GDPR: Processing Special Categories of Data
The GDPR made significant changes to the way in which data protection obligations are dealt with. It also increased the obligations where an organisation handles sensitive information (now called Special Categories of Data “SCD”).
Sensitive data is defined by the following categories:
- ethnic origin
- trade union membership
- biometrics (where used for ID purposes)
- sex life
- sexual orientation
The GDPR now treats criminal convictions and offences as a separate data category.
Processing Special Categories of Data
The GDPR sets out the principle that the SCD is more sensitive, and as a consequence requires additional protection when being processed.
Organisations processing SCD must not only comply with the general conditions for processing, (as we discussed in a previous article), but also must be able to demonstrate at least one of the processing conditions for SCD. Failure to do so can lead to significant penalties.
The main processing conditions for SCD are these:
- Explicit consent by the data subject, (BEWARE – as consent can be withdrawn, organisations should therefore avoid relying on consent alone and always where possible process the information under another legitimate basis);
- Necessary for the carrying out of obligations under employment, social security or social protection law, or a collective agreement;
- Necessary to protect the vital interests of a data subject who is physically or legally incapable of giving consent;
- Processing carried out by a not-for-profit body with a political, philosophical, religious or trade union aim provided the processing relates only to members or former members (or those who have regular contact with it in connection with those purposes) and provided there is no disclosure to a third party without consent;
- Data manifestly made public by the data subject;
Other processing conditions are:
- Necessary for the establishment, exercise or defence of legal claims or where courts are acting in their judicial capacity;
- Necessary for reasons of substantial public interest;
- Necessary for the purposes of preventative or occupational medicine;
- Necessary for reasons of public interest in the area of public health, such as protecting against serious cross-border threats to health or ensuring high standards of healthcare and of medicinal products or medical devices
- Necessary for archiving purposes in the public interest, or scientific and historical research purposes or statistical purposes in accordance with Article 89(1)
If your organisation is processing SCD you must ensure that your policies, privacy notices, contracts etc inform people of the nature of any processing that your organisation carries out, including the lawful principles that your organisation is relying upon.

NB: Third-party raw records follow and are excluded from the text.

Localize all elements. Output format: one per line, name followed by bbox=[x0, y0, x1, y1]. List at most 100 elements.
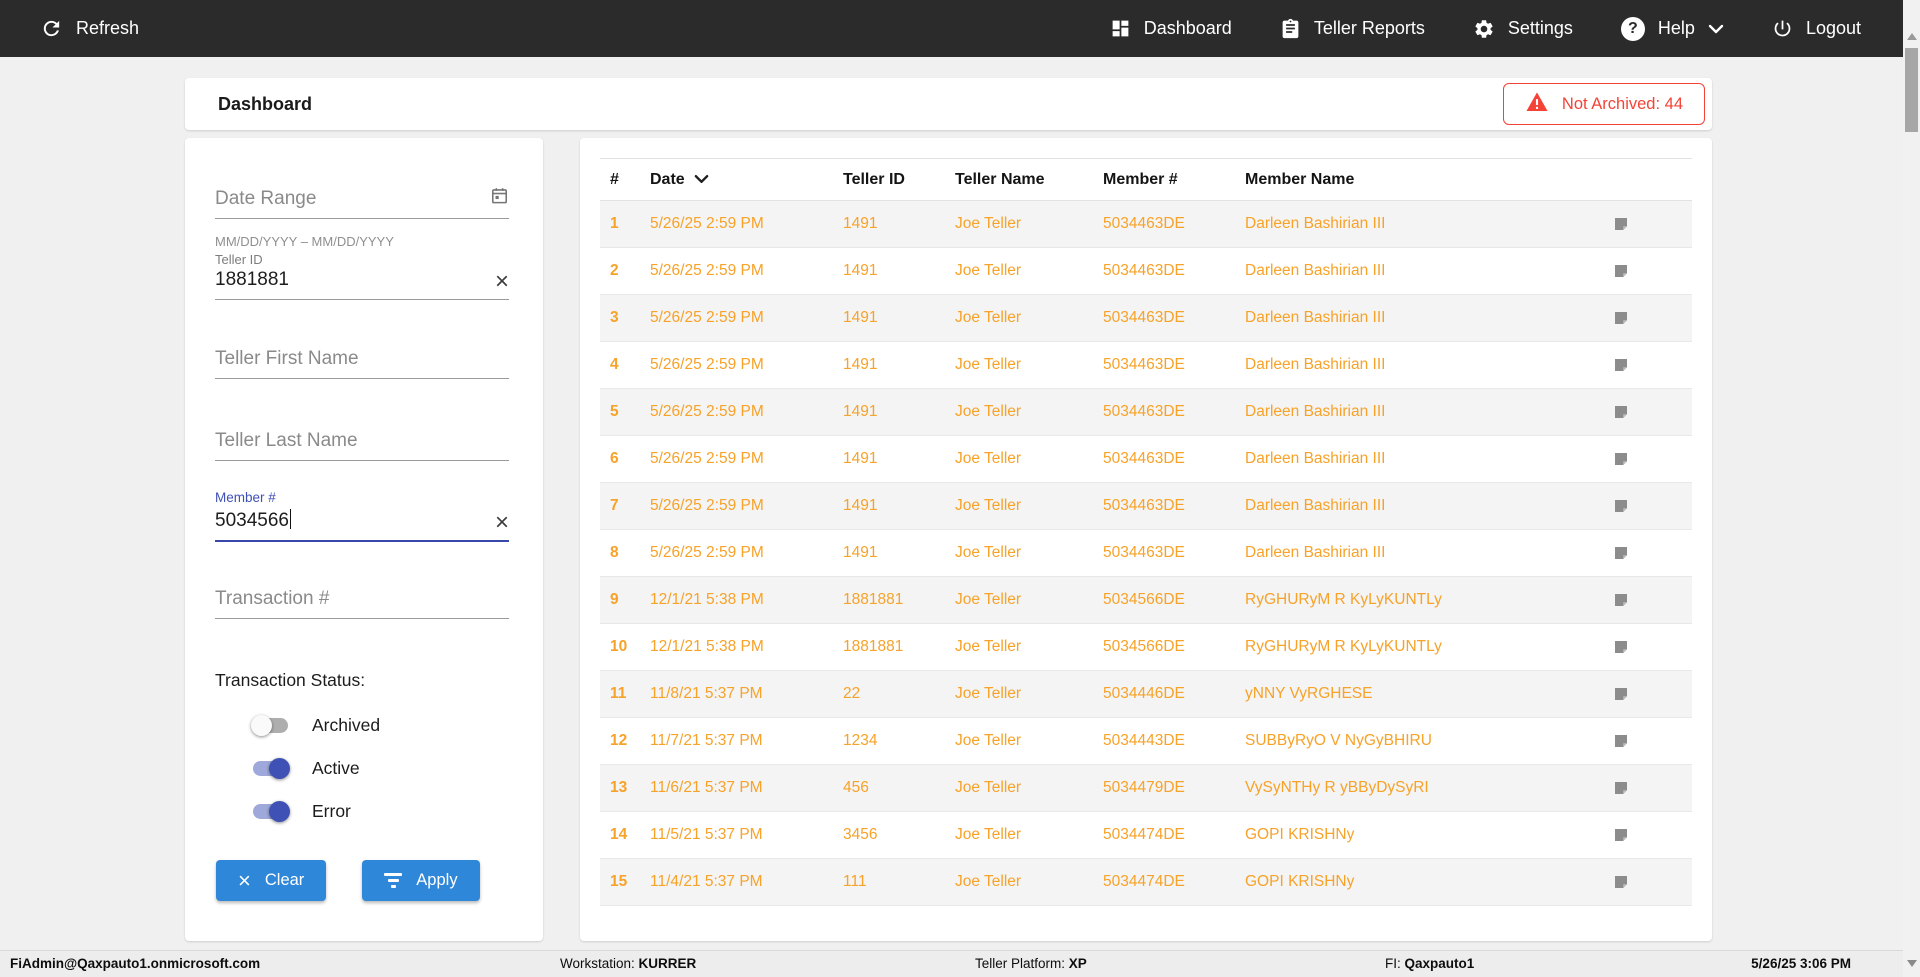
row-number: 3 bbox=[610, 309, 619, 326]
vertical-scrollbar[interactable] bbox=[1903, 0, 1920, 977]
date-range-field[interactable]: Date Range bbox=[215, 186, 509, 219]
cell-member-name: yNNY VyRGHESE bbox=[1245, 685, 1373, 702]
note-icon[interactable] bbox=[1612, 544, 1630, 562]
teller-first-name-field[interactable]: Teller First Name bbox=[215, 348, 509, 379]
teller-id-input[interactable]: 1881881 bbox=[215, 269, 289, 290]
note-icon[interactable] bbox=[1612, 309, 1630, 327]
toggle-label: Archived bbox=[312, 715, 381, 735]
cell-member-number: 5034463DE bbox=[1103, 544, 1185, 561]
note-icon[interactable] bbox=[1612, 215, 1630, 233]
refresh-icon bbox=[40, 17, 63, 40]
table-row[interactable]: 13 11/6/21 5:37 PM 456 Joe Teller 503447… bbox=[600, 765, 1692, 812]
clear-button[interactable]: × Clear bbox=[216, 860, 327, 901]
table-row[interactable]: 2 5/26/25 2:59 PM 1491 Joe Teller 503446… bbox=[600, 248, 1692, 295]
refresh-button[interactable]: Refresh bbox=[40, 17, 139, 40]
member-number-input[interactable]: 5034566 bbox=[215, 509, 292, 532]
note-icon[interactable] bbox=[1612, 497, 1630, 515]
table-row[interactable]: 4 5/26/25 2:59 PM 1491 Joe Teller 503446… bbox=[600, 342, 1692, 389]
row-number: 7 bbox=[610, 497, 619, 514]
apply-button-label: Apply bbox=[416, 871, 458, 889]
calendar-icon[interactable] bbox=[490, 186, 509, 210]
row-number: 15 bbox=[610, 873, 628, 890]
scroll-down-arrow[interactable] bbox=[1907, 960, 1917, 967]
nav-item-label: Dashboard bbox=[1143, 18, 1232, 38]
scroll-up-arrow[interactable] bbox=[1907, 33, 1917, 40]
teller-last-name-field[interactable]: Teller Last Name bbox=[215, 430, 509, 461]
nav-item-teller-reports[interactable]: Teller Reports bbox=[1280, 18, 1425, 39]
note-icon[interactable] bbox=[1612, 685, 1630, 703]
table-row[interactable]: 11 11/8/21 5:37 PM 22 Joe Teller 5034446… bbox=[600, 671, 1692, 718]
table-row[interactable]: 9 12/1/21 5:38 PM 1881881 Joe Teller 503… bbox=[600, 577, 1692, 624]
cell-date: 5/26/25 2:59 PM bbox=[650, 356, 764, 373]
nav-item-logout[interactable]: Logout bbox=[1772, 18, 1861, 39]
sort-desc-icon[interactable] bbox=[694, 171, 709, 189]
header-member-number[interactable]: Member # bbox=[1103, 170, 1178, 188]
cell-member-number: 5034463DE bbox=[1103, 450, 1185, 467]
toggle-error[interactable]: Error bbox=[253, 790, 380, 833]
row-number: 9 bbox=[610, 591, 619, 608]
toggle-switch[interactable] bbox=[251, 715, 288, 736]
table-row[interactable]: 10 12/1/21 5:38 PM 1881881 Joe Teller 50… bbox=[600, 624, 1692, 671]
cell-teller-id: 22 bbox=[843, 685, 861, 702]
note-icon[interactable] bbox=[1612, 450, 1630, 468]
table-row[interactable]: 6 5/26/25 2:59 PM 1491 Joe Teller 503446… bbox=[600, 436, 1692, 483]
nav-item-label: Help bbox=[1657, 18, 1695, 38]
cell-teller-name: Joe Teller bbox=[955, 826, 1022, 843]
table-row[interactable]: 8 5/26/25 2:59 PM 1491 Joe Teller 503446… bbox=[600, 530, 1692, 577]
cell-member-name: Darleen Bashirian III bbox=[1245, 262, 1386, 279]
cell-teller-name: Joe Teller bbox=[955, 403, 1022, 420]
cell-member-number: 5034443DE bbox=[1103, 732, 1185, 749]
table-row[interactable]: 12 11/7/21 5:37 PM 1234 Joe Teller 50344… bbox=[600, 718, 1692, 765]
note-icon[interactable] bbox=[1612, 779, 1630, 797]
header-date[interactable]: Date bbox=[650, 171, 843, 189]
toggle-archived[interactable]: Archived bbox=[251, 704, 381, 747]
table-row[interactable]: 15 11/4/21 5:37 PM 111 Joe Teller 503447… bbox=[600, 859, 1692, 906]
toggle-active[interactable]: Active bbox=[253, 747, 380, 790]
toggle-label: Error bbox=[312, 801, 351, 821]
scrollbar-thumb[interactable] bbox=[1905, 48, 1918, 132]
cell-member-name: Darleen Bashirian III bbox=[1245, 497, 1386, 514]
table-row[interactable]: 1 5/26/25 2:59 PM 1491 Joe Teller 503446… bbox=[600, 201, 1692, 248]
teller-id-field[interactable]: 1881881 × bbox=[215, 269, 509, 300]
table-row[interactable]: 5 5/26/25 2:59 PM 1491 Joe Teller 503446… bbox=[600, 389, 1692, 436]
teller-platform-status: Teller Platform: XP bbox=[975, 956, 1087, 971]
note-icon[interactable] bbox=[1612, 826, 1630, 844]
clear-member-number-icon[interactable]: × bbox=[494, 509, 509, 536]
apply-button[interactable]: Apply bbox=[362, 860, 480, 901]
cell-member-number: 5034474DE bbox=[1103, 826, 1185, 843]
note-icon[interactable] bbox=[1612, 356, 1630, 374]
table-row[interactable]: 7 5/26/25 2:59 PM 1491 Joe Teller 503446… bbox=[600, 483, 1692, 530]
toggle-switch[interactable] bbox=[253, 758, 290, 779]
nav-item-settings[interactable]: Settings bbox=[1473, 18, 1573, 40]
not-archived-badge[interactable]: Not Archived: 44 bbox=[1502, 83, 1705, 125]
header-teller-id[interactable]: Teller ID bbox=[843, 170, 905, 188]
toggle-thumb bbox=[269, 801, 290, 822]
cell-teller-name: Joe Teller bbox=[955, 309, 1022, 326]
note-icon[interactable] bbox=[1612, 732, 1630, 750]
cell-member-number: 5034566DE bbox=[1103, 638, 1185, 655]
transaction-number-field[interactable]: Transaction # bbox=[215, 588, 509, 619]
header-teller-name[interactable]: Teller Name bbox=[955, 170, 1045, 188]
toggle-switch[interactable] bbox=[253, 801, 290, 822]
note-icon[interactable] bbox=[1612, 873, 1630, 891]
gear-icon bbox=[1473, 18, 1495, 40]
table-row[interactable]: 3 5/26/25 2:59 PM 1491 Joe Teller 503446… bbox=[600, 295, 1692, 342]
note-icon[interactable] bbox=[1612, 591, 1630, 609]
nav-item-label: Settings bbox=[1507, 18, 1573, 38]
cell-teller-name: Joe Teller bbox=[955, 591, 1022, 608]
note-icon[interactable] bbox=[1612, 638, 1630, 656]
page-header: Dashboard Not Archived: 44 bbox=[185, 78, 1712, 130]
nav-item-dashboard[interactable]: Dashboard bbox=[1110, 18, 1232, 39]
header-member-name[interactable]: Member Name bbox=[1245, 170, 1355, 188]
cell-teller-name: Joe Teller bbox=[955, 262, 1022, 279]
nav-item-help[interactable]: ? Help bbox=[1620, 16, 1724, 41]
note-icon[interactable] bbox=[1612, 403, 1630, 421]
member-number-field[interactable]: 5034566 × bbox=[215, 509, 509, 542]
clear-teller-id-icon[interactable]: × bbox=[494, 268, 509, 295]
row-number: 8 bbox=[610, 544, 619, 561]
table-row[interactable]: 14 11/5/21 5:37 PM 3456 Joe Teller 50344… bbox=[600, 812, 1692, 859]
cell-teller-name: Joe Teller bbox=[955, 779, 1022, 796]
note-icon[interactable] bbox=[1612, 262, 1630, 280]
table-header-row: # Date Teller ID Teller Name Member # Me… bbox=[600, 159, 1692, 201]
transactions-table: # Date Teller ID Teller Name Member # Me… bbox=[600, 158, 1692, 906]
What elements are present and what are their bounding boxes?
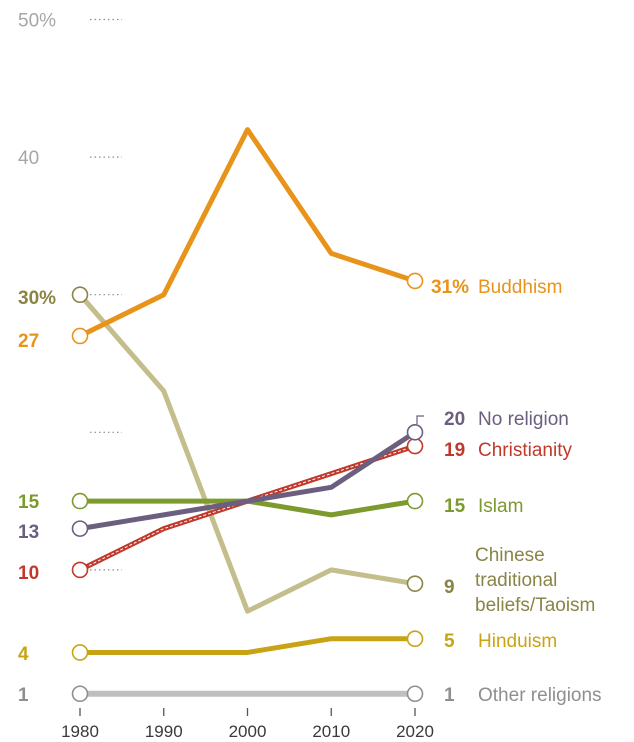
marker-chinese-traditional-beliefs-taoism-2020 xyxy=(406,575,424,592)
marker-hinduism-1980 xyxy=(71,644,89,661)
end-label-other-religions: 1 xyxy=(444,685,455,706)
marker-hinduism-2020 xyxy=(406,630,424,648)
end-label-chinese-traditional-beliefs-taoism: 9 xyxy=(444,577,455,598)
series-name-chinese-traditional-beliefs-taoism: Chinese traditional beliefs/Taoism xyxy=(475,545,595,616)
start-label-chinese-traditional-beliefs-taoism: 30% xyxy=(18,288,56,309)
series-line-chinese-traditional-beliefs-taoism xyxy=(78,293,416,614)
series-lines xyxy=(78,127,417,697)
series-name-line-1: Chinese xyxy=(475,545,545,566)
x-tick-1990: 1990 xyxy=(145,722,183,741)
series-name-buddhism: Buddhism xyxy=(478,277,563,298)
y-tick-50: 50% xyxy=(18,11,56,32)
end-label-christianity: 19 xyxy=(444,440,465,461)
end-label-islam: 15 xyxy=(444,496,466,517)
series-name-hinduism: Hinduism xyxy=(478,631,557,652)
marker-other-religions-1980 xyxy=(71,685,89,703)
start-label-no-religion: 13 xyxy=(18,522,39,543)
start-label-other-religions: 1 xyxy=(18,685,29,706)
marker-no-religion-2020 xyxy=(406,423,424,441)
marker-other-religions-2020 xyxy=(406,685,424,703)
start-label-christianity: 10 xyxy=(18,563,39,584)
end-label-no-religion: 20 xyxy=(444,409,465,430)
x-tick-2020: 2020 xyxy=(396,722,434,741)
y-axis-ticks: 50% 40 xyxy=(18,11,56,170)
series-name-islam: Islam xyxy=(478,496,523,517)
marker-buddhism-1980 xyxy=(71,327,89,345)
series-name-no-religion: No religion xyxy=(478,409,569,430)
x-tick-2000: 2000 xyxy=(229,722,267,741)
series-line-buddhism xyxy=(78,127,416,339)
x-axis-ticks: 1980 1990 2000 2010 2020 xyxy=(61,708,434,741)
series-markers xyxy=(71,272,424,703)
marker-islam-1980 xyxy=(71,492,89,510)
end-label-buddhism: 31% xyxy=(431,277,469,298)
series-name-line-3: beliefs/Taoism xyxy=(475,595,595,616)
start-label-hinduism: 4 xyxy=(18,644,29,665)
series-labels: 1 1 Other religions 4 5 Hinduism 30% 9 Chinese tr… xyxy=(18,277,602,706)
series-line-no-religion xyxy=(79,430,417,532)
marker-chinese-traditional-beliefs-taoism-1980 xyxy=(71,286,89,304)
series-name-line-2: traditional xyxy=(475,570,557,591)
y-tick-40: 40 xyxy=(18,148,39,169)
connector-no-religion xyxy=(416,415,424,424)
marker-no-religion-1980 xyxy=(71,520,89,537)
start-label-buddhism: 27 xyxy=(18,331,39,352)
x-tick-1980: 1980 xyxy=(61,722,99,741)
series-name-other-religions: Other religions xyxy=(478,685,602,706)
end-label-hinduism: 5 xyxy=(444,631,455,652)
marker-buddhism-2020 xyxy=(406,272,424,290)
marker-islam-2020 xyxy=(406,492,424,510)
series-name-christianity: Christianity xyxy=(478,440,572,461)
gridlines xyxy=(90,18,122,571)
start-label-islam: 15 xyxy=(18,492,40,513)
x-tick-2010: 2010 xyxy=(312,722,350,741)
marker-christianity-1980 xyxy=(71,561,89,579)
marker-christianity-2020 xyxy=(406,437,424,455)
series-line-hinduism xyxy=(80,636,415,655)
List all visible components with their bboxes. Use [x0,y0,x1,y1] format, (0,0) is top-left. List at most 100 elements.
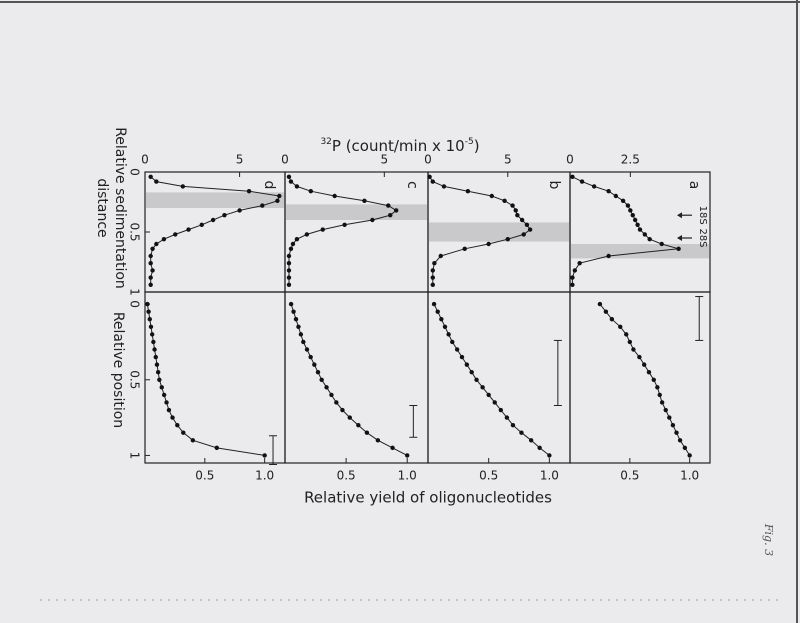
data-point [148,275,153,280]
data-point [150,246,155,251]
data-point [145,301,150,307]
data-point [682,445,688,451]
data-point [214,445,219,451]
data-point [147,317,152,322]
data-point [435,309,440,314]
panel-label: a [686,181,702,190]
data-point [502,198,507,203]
data-point [591,184,597,189]
data-point [146,309,151,314]
data-point [537,445,542,451]
y-tick-label: 5 [236,153,244,167]
data-point [148,261,153,266]
data-point [390,445,395,451]
panel-label: c [404,181,420,189]
data-point [646,370,652,375]
highlight-band [571,244,709,259]
data-point [315,370,321,375]
data-point [469,370,474,375]
data-point [319,377,324,382]
y-tick-label: 0.5 [337,469,356,483]
data-point [606,189,611,194]
data-point [577,261,582,266]
data-point [180,184,186,189]
data-point [347,415,352,420]
data-point [161,237,167,242]
data-point [356,422,361,428]
data-point [304,347,310,352]
data-point [570,275,575,280]
sed-axis-title: Relative sedimentation [112,127,128,289]
marker-label: 28S [697,228,708,247]
data-point [286,268,292,273]
data-point [459,354,465,360]
data-point [222,213,227,218]
y-tick-label: 0.5 [620,469,639,483]
data-point [186,227,191,232]
data-point [237,208,242,213]
value-axis-title: 32P (count/min x 10-5) [320,137,479,155]
data-point [498,407,504,413]
data-point [430,179,435,184]
data-point [618,324,623,330]
data-point [159,385,164,390]
y-tick-label: 0 [281,153,289,167]
data-point [642,232,648,237]
data-point [628,208,633,213]
y-tick-label: 0.5 [479,469,498,483]
marker-arrowhead [677,235,682,241]
data-point [334,400,339,405]
data-point [606,253,611,259]
data-point [446,332,451,337]
data-point [148,282,153,287]
data-point [293,317,299,322]
data-point [294,237,300,242]
data-point [370,217,375,223]
x-tick-label: 0.5 [128,370,142,389]
data-point [362,198,367,203]
data-point [388,213,393,218]
note: Fig. 3 [762,523,775,556]
data-point [657,392,662,398]
data-point [312,362,317,367]
data-point [394,208,399,213]
data-point [277,193,282,199]
data-point [620,198,626,203]
panel-label: d [261,181,277,190]
data-point [659,241,664,247]
data-point [480,385,485,390]
data-point [579,179,585,184]
data-point [375,438,381,443]
data-point [454,347,460,352]
data-point [441,184,447,189]
data-point [510,422,516,428]
data-point [332,193,337,199]
data-point [492,400,497,405]
data-point [150,268,155,273]
data-point [170,415,175,420]
data-point [427,174,432,179]
data-point [465,189,471,194]
x-tick-label: 1 [128,288,142,296]
data-point [627,339,633,345]
data-point [431,301,437,307]
data-point [572,268,578,273]
x-tick-label: 0 [128,300,142,308]
data-point [286,253,292,259]
data-point [340,407,345,413]
data-point [308,354,313,360]
data-point [304,232,310,237]
data-point [199,222,204,227]
data-point [570,282,575,287]
data-point [166,407,172,413]
data-point [364,430,370,435]
x-tick-label: 0 [128,168,142,176]
data-point [677,438,683,443]
y-tick-label: 0 [141,153,149,167]
data-point [505,237,510,242]
data-point [260,203,265,208]
data-point [164,400,169,405]
pos-axis-title: Relative position [110,312,126,428]
y-tick-label: 1.0 [680,469,699,483]
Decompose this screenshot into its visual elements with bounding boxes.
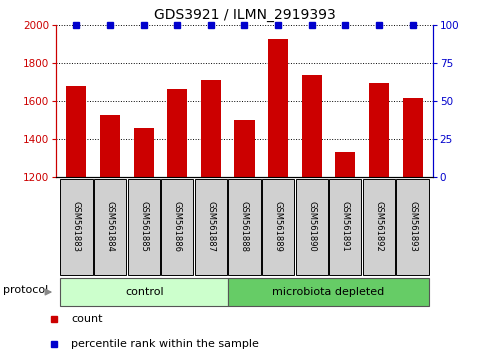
Bar: [396, 179, 428, 275]
Text: percentile rank within the sample: percentile rank within the sample: [71, 339, 258, 349]
Bar: [194, 179, 226, 275]
Bar: [295, 179, 327, 275]
Bar: [100, 115, 120, 177]
Text: GSM561889: GSM561889: [273, 201, 282, 252]
Bar: [335, 152, 355, 177]
Bar: [66, 86, 86, 177]
Text: GSM561893: GSM561893: [407, 201, 416, 252]
Bar: [362, 179, 394, 275]
Bar: [267, 39, 287, 177]
Bar: [368, 83, 388, 177]
Bar: [234, 120, 254, 177]
Bar: [328, 179, 361, 275]
Text: GSM561887: GSM561887: [206, 201, 215, 252]
Text: GSM561888: GSM561888: [240, 201, 248, 252]
Text: count: count: [71, 314, 102, 325]
Text: GSM561891: GSM561891: [340, 201, 349, 252]
Text: GSM561885: GSM561885: [139, 201, 148, 252]
Bar: [228, 278, 428, 306]
Text: GSM561892: GSM561892: [374, 201, 383, 252]
Text: GSM561883: GSM561883: [72, 201, 81, 252]
Title: GDS3921 / ILMN_2919393: GDS3921 / ILMN_2919393: [153, 8, 335, 22]
Bar: [301, 75, 321, 177]
Text: control: control: [125, 287, 163, 297]
Bar: [127, 179, 160, 275]
Bar: [262, 179, 294, 275]
Text: GSM561884: GSM561884: [105, 201, 114, 252]
Text: GSM561886: GSM561886: [172, 201, 182, 252]
Text: GSM561890: GSM561890: [306, 201, 316, 252]
Bar: [167, 88, 187, 177]
Text: microbiota depleted: microbiota depleted: [272, 287, 384, 297]
Bar: [133, 129, 153, 177]
Bar: [228, 179, 260, 275]
Bar: [201, 80, 221, 177]
Bar: [60, 179, 92, 275]
Text: protocol: protocol: [3, 285, 48, 296]
Bar: [161, 179, 193, 275]
Bar: [60, 278, 228, 306]
Bar: [94, 179, 126, 275]
Bar: [402, 98, 422, 177]
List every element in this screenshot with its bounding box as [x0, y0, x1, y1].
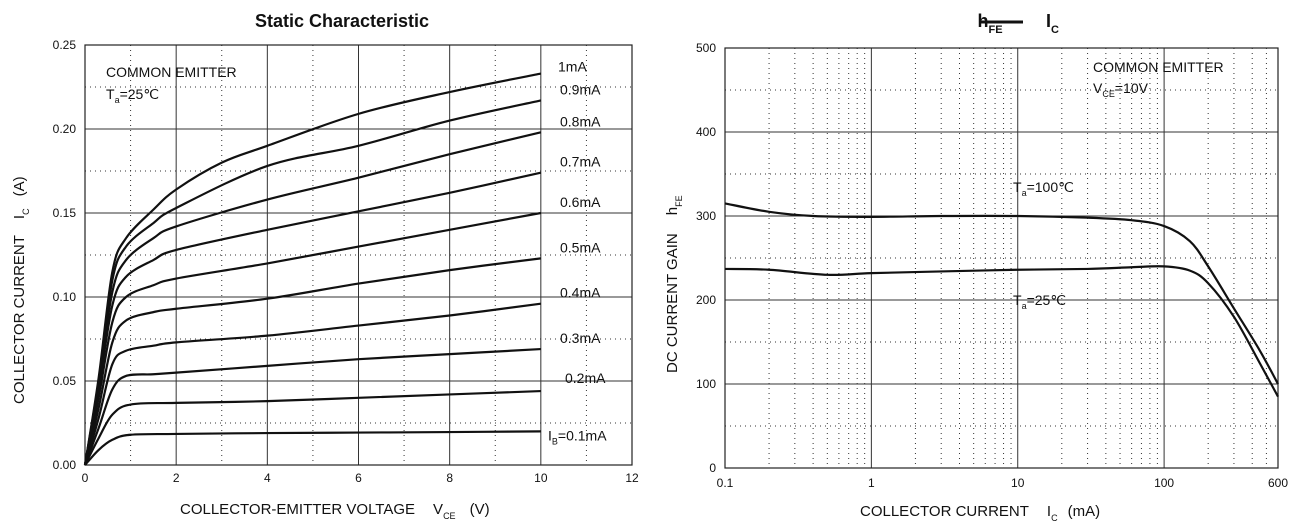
right-x-axis-label: COLLECTOR CURRENT IC (mA): [860, 503, 1100, 522]
left-curve-label: 0.3mA: [560, 330, 601, 346]
left-curve-0-2ma: [84, 389, 541, 466]
left-y-axis-label: COLLECTOR CURRENTIC(A): [11, 176, 31, 404]
left-curve-0-3ma: [83, 347, 541, 466]
static-characteristic-chart: Static Characteristic 0 2 4 6 8 10 12 0.00 0.05 0…: [11, 11, 639, 521]
right-y-tick-label: 300: [696, 209, 716, 223]
right-y-tick-label: 400: [696, 125, 716, 139]
left-curves: [83, 72, 542, 466]
left-x-tick-label: 6: [355, 471, 362, 485]
right-x-tick-label: 1: [868, 476, 875, 490]
left-annotation-line2: Ta=25℃: [106, 86, 159, 105]
left-y-tick-label: 0.00: [53, 458, 77, 472]
right-series-label-25c: Ta=25℃: [1013, 292, 1066, 311]
left-grid: [84, 44, 633, 466]
left-y-tick-label: 0.25: [53, 38, 77, 52]
right-chart-title-ic: IC: [1046, 11, 1059, 36]
left-x-tick-label: 12: [625, 471, 639, 485]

It is also wise to maintain a record of the processing activities should the ICO investigate any complaint.
Processing of Criminal Offence Data
Criminal offence data includes the type of data about criminal allegations, proceedings or convictions that would have been sensitive personal data under the 1998 Data Protection Act. GDPR has extended this class of data to include personal data which is linked to related security measures.
There are separate safeguards for processing personal data which relate to criminal convictions and offences, which also specifies that you can only keep a comprehensive register of criminal convictions if you are doing so under the control of official authority. If your organisation needs to process this type of data, you must still demonstrate that you have a lawful basis for data processing.
As a consequence, the impact on organisations is that it will become much harder to process information about criminal records.
Getting it wrong
The Information Commissioner’s Office (ICO) take the issue of safeguarding SCD seriously and can impose penalties at the higher rate of up to €20m, or 4 % of annual worldwide turnover.
This means that your organisation’s compliance, should it need to handle SCD or criminal offence data is of high importance.
- Review your existing data collection and processing activities. You need to identify whether your organisation collects and processes data caught by the SCD under GDPR.
- Review the conditions on which your organisation processes the SCD and indeed whether it should even collect and process it.
- Ensure your privacy notices and policies are up to date and that you maintain a documented record regarding the processing of data.
- Try not to rely on consent alone but if you do, review your consent procedures to ensure it meets these tighter obligations under the GDPR.